Potential benefits that come up when a CDP is able to solve for these issues:

  • Instead of a CFO relying on loyalty / digital customer data to develop KPIs and tracking success through that specific prism, can they understand the quality / performance of the entire business?
  • Instead of a CMO just influencing loyalty-specific data (because that’s all they have), with a CDP that tracks 100% of guest data, can they come up with system-wide initiatives that improve performance in accordance with those KPIs?
  • Do CFOs and CMOs get a self-serve platform for understanding and using guest data, removing the CIO as the bottleneck / lynchpin for giving their counterparts customer data?
  • When a  COO can easily see revenue in one place across all platforms, how can they spend more time on strategy for employee retention and lowering the cost of goods and services?

What’s the pay-off?

A CDP helps you track and improve: 

  • Customer lifetime value
  • Frequency
  • Recency
  • Customer personas
  • KPIs by location, menu item, daypart, etc.

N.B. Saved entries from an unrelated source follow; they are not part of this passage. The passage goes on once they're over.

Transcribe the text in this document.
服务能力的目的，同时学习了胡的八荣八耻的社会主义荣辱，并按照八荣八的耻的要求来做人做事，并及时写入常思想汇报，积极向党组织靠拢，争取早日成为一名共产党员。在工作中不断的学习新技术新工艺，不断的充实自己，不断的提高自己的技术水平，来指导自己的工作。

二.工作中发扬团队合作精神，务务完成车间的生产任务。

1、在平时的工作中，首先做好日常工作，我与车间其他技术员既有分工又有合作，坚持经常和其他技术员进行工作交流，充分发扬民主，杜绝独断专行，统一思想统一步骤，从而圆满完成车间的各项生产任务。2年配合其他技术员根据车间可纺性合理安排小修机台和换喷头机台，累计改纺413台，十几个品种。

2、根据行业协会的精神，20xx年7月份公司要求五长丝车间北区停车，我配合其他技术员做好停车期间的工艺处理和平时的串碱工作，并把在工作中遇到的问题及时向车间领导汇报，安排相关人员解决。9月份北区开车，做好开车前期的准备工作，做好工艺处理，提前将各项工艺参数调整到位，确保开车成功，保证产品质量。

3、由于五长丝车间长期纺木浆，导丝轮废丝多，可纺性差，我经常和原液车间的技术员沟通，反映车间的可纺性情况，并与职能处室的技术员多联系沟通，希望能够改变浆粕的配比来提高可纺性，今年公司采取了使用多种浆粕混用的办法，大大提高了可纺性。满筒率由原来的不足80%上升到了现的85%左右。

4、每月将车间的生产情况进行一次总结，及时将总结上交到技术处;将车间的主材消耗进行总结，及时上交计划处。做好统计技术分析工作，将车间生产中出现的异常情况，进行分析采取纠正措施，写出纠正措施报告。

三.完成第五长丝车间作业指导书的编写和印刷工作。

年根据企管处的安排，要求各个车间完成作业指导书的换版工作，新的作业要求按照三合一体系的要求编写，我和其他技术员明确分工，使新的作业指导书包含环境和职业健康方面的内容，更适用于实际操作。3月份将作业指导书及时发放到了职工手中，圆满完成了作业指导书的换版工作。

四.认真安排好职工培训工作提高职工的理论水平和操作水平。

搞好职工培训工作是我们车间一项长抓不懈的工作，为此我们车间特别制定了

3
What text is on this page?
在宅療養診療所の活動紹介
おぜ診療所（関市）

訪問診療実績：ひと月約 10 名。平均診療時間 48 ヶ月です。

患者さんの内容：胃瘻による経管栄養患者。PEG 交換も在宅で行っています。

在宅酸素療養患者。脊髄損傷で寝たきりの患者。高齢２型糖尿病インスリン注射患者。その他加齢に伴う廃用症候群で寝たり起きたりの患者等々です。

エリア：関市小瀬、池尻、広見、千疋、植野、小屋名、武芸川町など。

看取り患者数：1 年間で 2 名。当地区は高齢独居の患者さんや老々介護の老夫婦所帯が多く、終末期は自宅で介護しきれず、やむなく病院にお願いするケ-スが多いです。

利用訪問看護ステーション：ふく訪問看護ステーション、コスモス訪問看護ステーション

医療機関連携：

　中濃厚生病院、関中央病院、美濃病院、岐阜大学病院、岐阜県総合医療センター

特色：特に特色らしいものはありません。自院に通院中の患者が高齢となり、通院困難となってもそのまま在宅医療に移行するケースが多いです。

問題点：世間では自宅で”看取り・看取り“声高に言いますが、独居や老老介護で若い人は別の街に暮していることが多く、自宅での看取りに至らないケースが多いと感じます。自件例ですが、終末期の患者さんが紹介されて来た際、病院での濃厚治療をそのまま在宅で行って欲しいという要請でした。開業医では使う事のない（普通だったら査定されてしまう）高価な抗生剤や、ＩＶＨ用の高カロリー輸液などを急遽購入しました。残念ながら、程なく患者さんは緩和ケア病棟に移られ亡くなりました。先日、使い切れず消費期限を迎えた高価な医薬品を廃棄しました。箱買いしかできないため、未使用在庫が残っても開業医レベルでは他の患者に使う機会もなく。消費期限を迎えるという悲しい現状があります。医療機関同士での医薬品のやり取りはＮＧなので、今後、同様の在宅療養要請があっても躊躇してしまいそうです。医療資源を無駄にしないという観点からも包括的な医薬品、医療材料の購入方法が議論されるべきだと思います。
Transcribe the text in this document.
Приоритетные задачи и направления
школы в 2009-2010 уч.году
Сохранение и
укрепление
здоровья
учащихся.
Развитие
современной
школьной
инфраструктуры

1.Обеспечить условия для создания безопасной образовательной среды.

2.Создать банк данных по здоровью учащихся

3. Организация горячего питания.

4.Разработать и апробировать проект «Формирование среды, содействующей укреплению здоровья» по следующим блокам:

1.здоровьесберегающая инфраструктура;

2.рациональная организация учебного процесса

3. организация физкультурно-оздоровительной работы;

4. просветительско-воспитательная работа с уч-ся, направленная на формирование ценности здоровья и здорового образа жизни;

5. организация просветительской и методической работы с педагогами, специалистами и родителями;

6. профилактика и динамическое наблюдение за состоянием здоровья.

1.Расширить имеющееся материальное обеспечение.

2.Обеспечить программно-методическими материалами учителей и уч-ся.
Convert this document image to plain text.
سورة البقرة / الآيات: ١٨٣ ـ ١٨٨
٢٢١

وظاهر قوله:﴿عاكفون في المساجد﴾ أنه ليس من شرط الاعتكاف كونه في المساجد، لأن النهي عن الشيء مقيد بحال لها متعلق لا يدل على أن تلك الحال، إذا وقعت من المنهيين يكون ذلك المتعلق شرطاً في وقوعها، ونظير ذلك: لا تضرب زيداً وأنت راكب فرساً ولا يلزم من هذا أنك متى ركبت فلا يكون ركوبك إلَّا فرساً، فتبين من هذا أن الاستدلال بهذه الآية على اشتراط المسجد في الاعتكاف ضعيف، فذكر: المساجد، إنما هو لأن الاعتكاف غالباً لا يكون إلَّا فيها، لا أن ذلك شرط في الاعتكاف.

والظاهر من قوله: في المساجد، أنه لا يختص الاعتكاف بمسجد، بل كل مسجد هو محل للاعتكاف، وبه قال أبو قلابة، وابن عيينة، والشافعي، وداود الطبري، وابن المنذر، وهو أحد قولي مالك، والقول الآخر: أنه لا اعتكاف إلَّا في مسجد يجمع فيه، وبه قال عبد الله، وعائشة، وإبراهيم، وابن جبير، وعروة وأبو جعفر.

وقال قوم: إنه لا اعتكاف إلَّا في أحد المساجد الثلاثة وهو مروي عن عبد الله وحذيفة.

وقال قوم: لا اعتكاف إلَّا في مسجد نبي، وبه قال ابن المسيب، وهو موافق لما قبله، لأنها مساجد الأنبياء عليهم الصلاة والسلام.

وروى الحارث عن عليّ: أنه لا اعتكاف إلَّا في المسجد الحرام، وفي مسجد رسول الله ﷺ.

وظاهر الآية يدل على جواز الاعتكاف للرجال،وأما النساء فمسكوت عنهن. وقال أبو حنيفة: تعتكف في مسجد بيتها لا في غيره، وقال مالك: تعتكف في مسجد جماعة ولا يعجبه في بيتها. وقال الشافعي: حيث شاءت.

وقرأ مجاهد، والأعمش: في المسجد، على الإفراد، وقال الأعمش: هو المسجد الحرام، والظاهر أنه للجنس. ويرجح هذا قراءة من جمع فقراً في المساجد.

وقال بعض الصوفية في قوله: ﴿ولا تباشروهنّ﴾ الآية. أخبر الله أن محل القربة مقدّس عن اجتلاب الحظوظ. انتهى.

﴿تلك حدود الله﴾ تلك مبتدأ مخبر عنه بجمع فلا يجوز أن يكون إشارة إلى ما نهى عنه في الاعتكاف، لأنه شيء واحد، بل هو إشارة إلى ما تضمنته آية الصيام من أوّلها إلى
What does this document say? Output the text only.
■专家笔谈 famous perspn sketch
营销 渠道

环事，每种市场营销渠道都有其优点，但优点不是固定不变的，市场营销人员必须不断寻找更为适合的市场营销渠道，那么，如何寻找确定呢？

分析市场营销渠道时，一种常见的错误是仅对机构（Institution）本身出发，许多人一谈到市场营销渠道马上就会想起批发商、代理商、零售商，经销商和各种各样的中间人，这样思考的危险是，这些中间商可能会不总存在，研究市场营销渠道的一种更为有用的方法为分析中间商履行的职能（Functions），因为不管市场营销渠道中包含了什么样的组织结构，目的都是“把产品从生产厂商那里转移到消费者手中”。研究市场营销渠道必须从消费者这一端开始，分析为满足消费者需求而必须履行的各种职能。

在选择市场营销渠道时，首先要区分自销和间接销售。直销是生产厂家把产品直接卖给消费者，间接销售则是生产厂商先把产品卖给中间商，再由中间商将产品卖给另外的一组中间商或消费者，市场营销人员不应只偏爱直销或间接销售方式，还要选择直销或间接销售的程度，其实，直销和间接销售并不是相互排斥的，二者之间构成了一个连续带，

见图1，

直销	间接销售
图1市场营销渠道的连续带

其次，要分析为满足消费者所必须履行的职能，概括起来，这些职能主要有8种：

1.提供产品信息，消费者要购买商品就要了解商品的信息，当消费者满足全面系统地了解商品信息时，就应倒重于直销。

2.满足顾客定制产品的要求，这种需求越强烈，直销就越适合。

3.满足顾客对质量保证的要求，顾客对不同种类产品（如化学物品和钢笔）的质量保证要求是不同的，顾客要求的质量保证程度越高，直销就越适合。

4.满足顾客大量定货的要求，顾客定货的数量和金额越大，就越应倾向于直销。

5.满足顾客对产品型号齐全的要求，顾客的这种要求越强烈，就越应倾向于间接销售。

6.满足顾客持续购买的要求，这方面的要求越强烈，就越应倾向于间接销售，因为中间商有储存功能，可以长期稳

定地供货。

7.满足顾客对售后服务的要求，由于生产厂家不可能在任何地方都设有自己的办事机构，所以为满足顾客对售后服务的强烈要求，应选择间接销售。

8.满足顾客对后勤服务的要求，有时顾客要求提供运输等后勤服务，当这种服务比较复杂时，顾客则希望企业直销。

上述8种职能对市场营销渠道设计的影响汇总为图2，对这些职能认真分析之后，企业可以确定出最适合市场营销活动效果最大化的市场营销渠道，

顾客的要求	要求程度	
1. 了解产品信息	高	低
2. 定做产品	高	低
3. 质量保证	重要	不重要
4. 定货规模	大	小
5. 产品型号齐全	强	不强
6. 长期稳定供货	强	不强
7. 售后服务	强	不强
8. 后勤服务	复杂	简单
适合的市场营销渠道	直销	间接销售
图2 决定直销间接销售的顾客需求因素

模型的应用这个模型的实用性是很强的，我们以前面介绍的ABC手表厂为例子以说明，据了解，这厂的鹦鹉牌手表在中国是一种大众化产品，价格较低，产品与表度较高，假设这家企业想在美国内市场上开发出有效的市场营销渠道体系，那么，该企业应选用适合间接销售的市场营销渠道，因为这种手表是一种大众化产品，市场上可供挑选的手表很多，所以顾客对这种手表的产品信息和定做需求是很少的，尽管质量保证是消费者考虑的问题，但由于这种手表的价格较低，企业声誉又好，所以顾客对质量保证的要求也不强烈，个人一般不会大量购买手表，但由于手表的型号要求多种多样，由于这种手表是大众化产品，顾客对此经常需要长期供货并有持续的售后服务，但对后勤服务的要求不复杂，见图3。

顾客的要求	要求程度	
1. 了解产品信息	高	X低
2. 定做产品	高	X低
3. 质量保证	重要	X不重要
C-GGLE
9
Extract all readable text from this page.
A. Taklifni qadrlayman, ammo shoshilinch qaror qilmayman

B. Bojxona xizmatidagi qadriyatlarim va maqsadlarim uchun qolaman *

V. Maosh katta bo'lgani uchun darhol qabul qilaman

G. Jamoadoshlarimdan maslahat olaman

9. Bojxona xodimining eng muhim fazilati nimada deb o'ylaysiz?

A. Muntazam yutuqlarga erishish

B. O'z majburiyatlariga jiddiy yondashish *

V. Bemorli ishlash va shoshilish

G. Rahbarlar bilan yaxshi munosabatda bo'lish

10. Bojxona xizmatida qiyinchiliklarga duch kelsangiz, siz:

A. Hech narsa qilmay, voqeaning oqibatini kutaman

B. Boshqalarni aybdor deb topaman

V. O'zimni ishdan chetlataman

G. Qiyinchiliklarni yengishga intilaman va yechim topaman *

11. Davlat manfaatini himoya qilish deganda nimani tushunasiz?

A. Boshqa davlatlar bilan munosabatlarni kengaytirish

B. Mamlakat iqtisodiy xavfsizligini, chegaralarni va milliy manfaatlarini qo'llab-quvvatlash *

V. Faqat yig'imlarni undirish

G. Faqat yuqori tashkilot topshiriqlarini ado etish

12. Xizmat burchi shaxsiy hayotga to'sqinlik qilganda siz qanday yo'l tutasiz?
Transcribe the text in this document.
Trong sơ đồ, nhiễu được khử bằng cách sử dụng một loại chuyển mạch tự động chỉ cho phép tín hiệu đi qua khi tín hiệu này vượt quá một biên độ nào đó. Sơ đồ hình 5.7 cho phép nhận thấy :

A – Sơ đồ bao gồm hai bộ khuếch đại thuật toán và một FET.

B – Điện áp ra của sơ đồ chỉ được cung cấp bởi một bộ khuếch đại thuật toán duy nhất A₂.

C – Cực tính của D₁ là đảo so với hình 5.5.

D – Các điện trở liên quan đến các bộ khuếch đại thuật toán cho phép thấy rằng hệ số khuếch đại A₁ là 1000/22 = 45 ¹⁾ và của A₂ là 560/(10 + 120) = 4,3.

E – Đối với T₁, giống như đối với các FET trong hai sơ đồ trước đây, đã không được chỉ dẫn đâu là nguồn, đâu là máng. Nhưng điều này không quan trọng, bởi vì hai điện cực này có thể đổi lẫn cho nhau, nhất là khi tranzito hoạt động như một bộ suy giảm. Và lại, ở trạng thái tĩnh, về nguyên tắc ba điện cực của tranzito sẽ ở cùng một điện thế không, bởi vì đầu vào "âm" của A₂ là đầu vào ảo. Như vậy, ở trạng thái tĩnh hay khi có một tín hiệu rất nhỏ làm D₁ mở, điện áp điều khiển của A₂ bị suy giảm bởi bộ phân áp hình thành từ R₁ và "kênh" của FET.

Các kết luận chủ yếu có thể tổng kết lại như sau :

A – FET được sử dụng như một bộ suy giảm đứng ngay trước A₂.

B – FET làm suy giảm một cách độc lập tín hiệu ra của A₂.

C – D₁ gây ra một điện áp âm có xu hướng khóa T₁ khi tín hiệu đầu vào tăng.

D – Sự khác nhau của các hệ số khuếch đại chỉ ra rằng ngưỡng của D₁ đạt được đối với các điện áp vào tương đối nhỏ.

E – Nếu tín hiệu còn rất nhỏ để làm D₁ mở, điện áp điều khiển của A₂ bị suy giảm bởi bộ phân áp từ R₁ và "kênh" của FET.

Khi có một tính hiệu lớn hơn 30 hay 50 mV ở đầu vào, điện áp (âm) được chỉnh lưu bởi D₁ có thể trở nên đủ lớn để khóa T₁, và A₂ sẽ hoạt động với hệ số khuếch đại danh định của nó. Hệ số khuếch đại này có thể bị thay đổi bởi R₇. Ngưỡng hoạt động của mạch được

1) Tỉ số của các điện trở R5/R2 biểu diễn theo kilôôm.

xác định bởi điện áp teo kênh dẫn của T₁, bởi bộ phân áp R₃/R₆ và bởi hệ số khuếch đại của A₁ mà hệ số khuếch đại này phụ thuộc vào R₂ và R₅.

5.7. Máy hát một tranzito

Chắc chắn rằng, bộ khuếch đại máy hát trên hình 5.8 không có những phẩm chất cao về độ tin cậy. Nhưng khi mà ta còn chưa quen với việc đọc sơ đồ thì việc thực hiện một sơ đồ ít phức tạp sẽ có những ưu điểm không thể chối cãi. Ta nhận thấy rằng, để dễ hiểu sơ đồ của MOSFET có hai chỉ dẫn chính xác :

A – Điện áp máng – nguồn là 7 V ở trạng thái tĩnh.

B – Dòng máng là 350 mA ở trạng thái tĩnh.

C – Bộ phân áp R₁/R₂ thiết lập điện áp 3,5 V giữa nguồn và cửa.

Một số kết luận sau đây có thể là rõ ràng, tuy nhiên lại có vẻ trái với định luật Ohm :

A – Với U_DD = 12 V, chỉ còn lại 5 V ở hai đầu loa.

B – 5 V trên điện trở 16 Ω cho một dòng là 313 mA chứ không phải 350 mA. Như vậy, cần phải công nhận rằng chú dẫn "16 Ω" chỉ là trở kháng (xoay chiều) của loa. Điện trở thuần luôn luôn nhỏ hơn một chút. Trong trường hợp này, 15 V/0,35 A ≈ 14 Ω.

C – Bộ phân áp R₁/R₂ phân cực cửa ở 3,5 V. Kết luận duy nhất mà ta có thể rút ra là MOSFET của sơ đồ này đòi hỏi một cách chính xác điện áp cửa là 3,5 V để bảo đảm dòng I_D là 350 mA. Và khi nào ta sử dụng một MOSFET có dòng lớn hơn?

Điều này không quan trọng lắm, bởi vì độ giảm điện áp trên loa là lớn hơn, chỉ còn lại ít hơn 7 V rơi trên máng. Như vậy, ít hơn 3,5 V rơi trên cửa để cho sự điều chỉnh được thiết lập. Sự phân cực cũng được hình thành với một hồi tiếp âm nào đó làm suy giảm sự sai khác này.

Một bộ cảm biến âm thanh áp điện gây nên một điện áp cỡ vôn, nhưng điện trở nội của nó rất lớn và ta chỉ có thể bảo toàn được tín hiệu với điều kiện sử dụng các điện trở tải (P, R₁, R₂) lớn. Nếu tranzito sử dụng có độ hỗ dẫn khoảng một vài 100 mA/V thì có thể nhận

Because of this, there are also the secondary benefits of: 

  • Saving time per week across Marketing, Operations, and Finance by eliminating the need to do exports and analysis for a) seeing customers, b) measuring revenue, and c) measuring project and campaign performance;
  • Instantly delivering data, which saves a headache across these functions as well, improving efficiencies, opening strategy time for other focus areas, and increasing staff retention. 
  • Outpacing competitors by having the strongest understanding of your customers in the market and being able to focus on tactics that delight customers with deep personalization. 

As Olga Berkovich Lopategui explains, “A CDP like Bikky allows you to run instant queries and surfaces dashboard analytics to see — who is actually purchasing from my campaign? Is it a new guest? A lapsed guest? A frequent guest? Are there different levels of adoption based on retention tiers? Do new guests respond to different offers than frequent guests?”

Other Customer Data Platform FAQs

What are the main benefits? 

A CDP gives you a persistent, unified view of your customer database. Let’s break that down: 

Persistent = your team doesn’t have to keep doing exports from your various platforms to match together pieces of the guest journey, or slices of the reporting you need. It all lives in one place so the data is collected for you, presented in a viewable format, analyzed to surface the metrics you need, made flexible to manipulate the reporting view as you’d like, and made actionable for your team to take action in real-time (i.e. trigger marketing campaigns, present to general managers, etc.). 

Unified = everything you need is one place, which means your team isn’t having to spend time going to different places to gather data. It’s a time-savings, a sanity-protector, and a budget-cutting benefit potentially by no longer requiring top-tier packages on all of your individual platforms to get the reporting you need. One system of record to access, analyze, and act on your data. 

How can Bikky connect my guest data?

Bikky is a CDP for restaurants. We break down silos across POS, online ordering, reservation, and loyalty platforms to give a 360° view of guests. Brands like Boqueria, Urbanspace, and Westville use deep insights in Bikky to personalize engagement and to 3x customer lifetime value.